Este discurso lembra alguma coisa? Claro que remete para as declarações de Mitt Romney perante os ricos financiadores da sua campanha, ao vilipendiar os 47% de americanos assistidos  pelo Governo, quase não pagando nenhum imposto de rendimento e acomodados à sua mentalidade de vítimas.
Jennifer Burns, professora de História em Stanford, autora de Godess  of the market, Ayn Rand and the American Right, comenta esse discurso: “Não tenho a certeza em como Mitt Romney tenha lido Ayn Rand, mas do que não duvido é que essa visão dos 47% subscreve essa divisão enunciada por Rand entre os produtores (producers) e os espoliadores (looters). (…) Rand considerava imorais os programas sociais do governo, destinados a roubar os que produziam para ajudar aos improdutivos. A sua filosofia é uma droga iniciática para a direita americana.”
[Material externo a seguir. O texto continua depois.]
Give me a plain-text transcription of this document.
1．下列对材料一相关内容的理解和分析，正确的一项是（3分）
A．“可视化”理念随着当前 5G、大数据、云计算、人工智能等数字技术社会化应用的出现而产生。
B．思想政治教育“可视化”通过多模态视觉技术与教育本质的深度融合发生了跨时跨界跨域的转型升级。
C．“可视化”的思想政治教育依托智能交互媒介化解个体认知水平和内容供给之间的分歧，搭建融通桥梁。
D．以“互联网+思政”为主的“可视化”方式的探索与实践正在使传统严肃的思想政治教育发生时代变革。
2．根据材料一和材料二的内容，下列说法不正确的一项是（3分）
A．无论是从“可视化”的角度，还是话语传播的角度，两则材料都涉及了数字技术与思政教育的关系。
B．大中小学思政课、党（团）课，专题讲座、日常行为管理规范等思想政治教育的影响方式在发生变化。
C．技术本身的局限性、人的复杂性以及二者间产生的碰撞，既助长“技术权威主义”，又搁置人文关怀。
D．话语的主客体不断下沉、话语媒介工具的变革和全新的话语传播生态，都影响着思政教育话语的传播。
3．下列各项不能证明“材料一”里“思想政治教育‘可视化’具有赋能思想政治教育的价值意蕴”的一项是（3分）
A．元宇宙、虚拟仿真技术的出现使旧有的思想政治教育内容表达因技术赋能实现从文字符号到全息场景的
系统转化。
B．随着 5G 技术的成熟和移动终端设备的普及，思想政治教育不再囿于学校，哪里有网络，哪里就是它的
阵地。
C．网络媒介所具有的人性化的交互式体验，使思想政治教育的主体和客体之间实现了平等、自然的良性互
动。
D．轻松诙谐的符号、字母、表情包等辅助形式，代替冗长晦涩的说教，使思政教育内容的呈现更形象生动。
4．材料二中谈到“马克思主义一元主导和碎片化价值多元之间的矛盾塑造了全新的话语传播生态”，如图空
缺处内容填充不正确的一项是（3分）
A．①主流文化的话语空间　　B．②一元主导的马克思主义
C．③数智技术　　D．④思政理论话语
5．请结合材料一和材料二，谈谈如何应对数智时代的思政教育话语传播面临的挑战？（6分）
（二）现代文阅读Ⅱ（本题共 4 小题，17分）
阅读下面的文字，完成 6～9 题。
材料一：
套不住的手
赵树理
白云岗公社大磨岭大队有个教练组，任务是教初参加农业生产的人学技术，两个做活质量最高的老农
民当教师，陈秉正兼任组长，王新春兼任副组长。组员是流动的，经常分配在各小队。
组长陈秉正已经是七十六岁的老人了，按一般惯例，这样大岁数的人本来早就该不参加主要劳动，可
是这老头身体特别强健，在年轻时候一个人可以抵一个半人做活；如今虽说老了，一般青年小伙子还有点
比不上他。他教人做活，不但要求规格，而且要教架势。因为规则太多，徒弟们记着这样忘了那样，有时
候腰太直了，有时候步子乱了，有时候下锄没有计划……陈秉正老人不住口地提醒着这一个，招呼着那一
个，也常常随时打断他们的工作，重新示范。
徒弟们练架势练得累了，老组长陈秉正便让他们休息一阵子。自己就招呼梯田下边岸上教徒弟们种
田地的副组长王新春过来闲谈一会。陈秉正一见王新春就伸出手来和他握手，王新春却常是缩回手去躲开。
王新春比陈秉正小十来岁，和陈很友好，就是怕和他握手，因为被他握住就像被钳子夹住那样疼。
Do lado democrata, “todos os discursos do Presidente repudiam as ideias individualistas de Ayn Rand.” explica o ensaísta Gary Weiss. Orador eloquente, que muitos compatriotas equiparam a um perigoso «socialista europeu», Barack Obama reescreveu o grande mito do self made man solitário, ao mesmo tempo que acentuava os laços, que ligam os americanos.
 “Se tiveram sucesso é porque alguém vos ajudou no passado. Um excelente professor. Alguém ajudou a construir este incrível sistema americano que é o nosso. Alguém investiu nas estradas e nas pontes. Se vocês têm uma empresa, não foi porque a criaram. Alguém a fez anteriormente.” ousou declarar o Presidente provocando, antes dos 47% de Romney, a primeira controvérsia randiana da campanha.
Mas, ao rejeitar tão virulentamente a comunidade, depois de ter visto os seus bens confiscados  pelos bolcheviques, Ayn Rand não constituía um verdadeiro contrassenso a um dos principais fundamentos da sociedade americana - o de se definir enquanto comunidade familiar, religiosa ou étnica?
Esse  esquecimento é voluntário, porque o seu objetivo era o de criar uma nova ética, estritamente individualista, em que o bem e o mal não fossem determinados pelas relações interpessoais ou sociais, mas pela única integridade de um indivíduo para consigo mesmo. É por essa razão que a leitura de Ayn Rand é frequentemente vivida como uma espécie de conversão, um acontecimento que forja uma visão do mundo!”.
“A leitura de Ayn Rand mudou a minha vida“, afirma um entusiasmado Antoine Bello, romancista e homem de negócios franco-americano que vive a norte de Nova Iorque. “Rand tem um entendimento muito profundo do mundo dos negócios, dos circuitos de decisão. A exemplo dos seus heróis, eu vivi uma metamorfose, passei a ver o mundo através de um prisma diferente: os empreendedores são considerados como carrascos, quando são vítimas, sobretudo em França aonde são vistos como uns párias. São eles os heróis, os que assumem todos os riscos… Antes de redistribuir a riqueza, é preciso criá-la.”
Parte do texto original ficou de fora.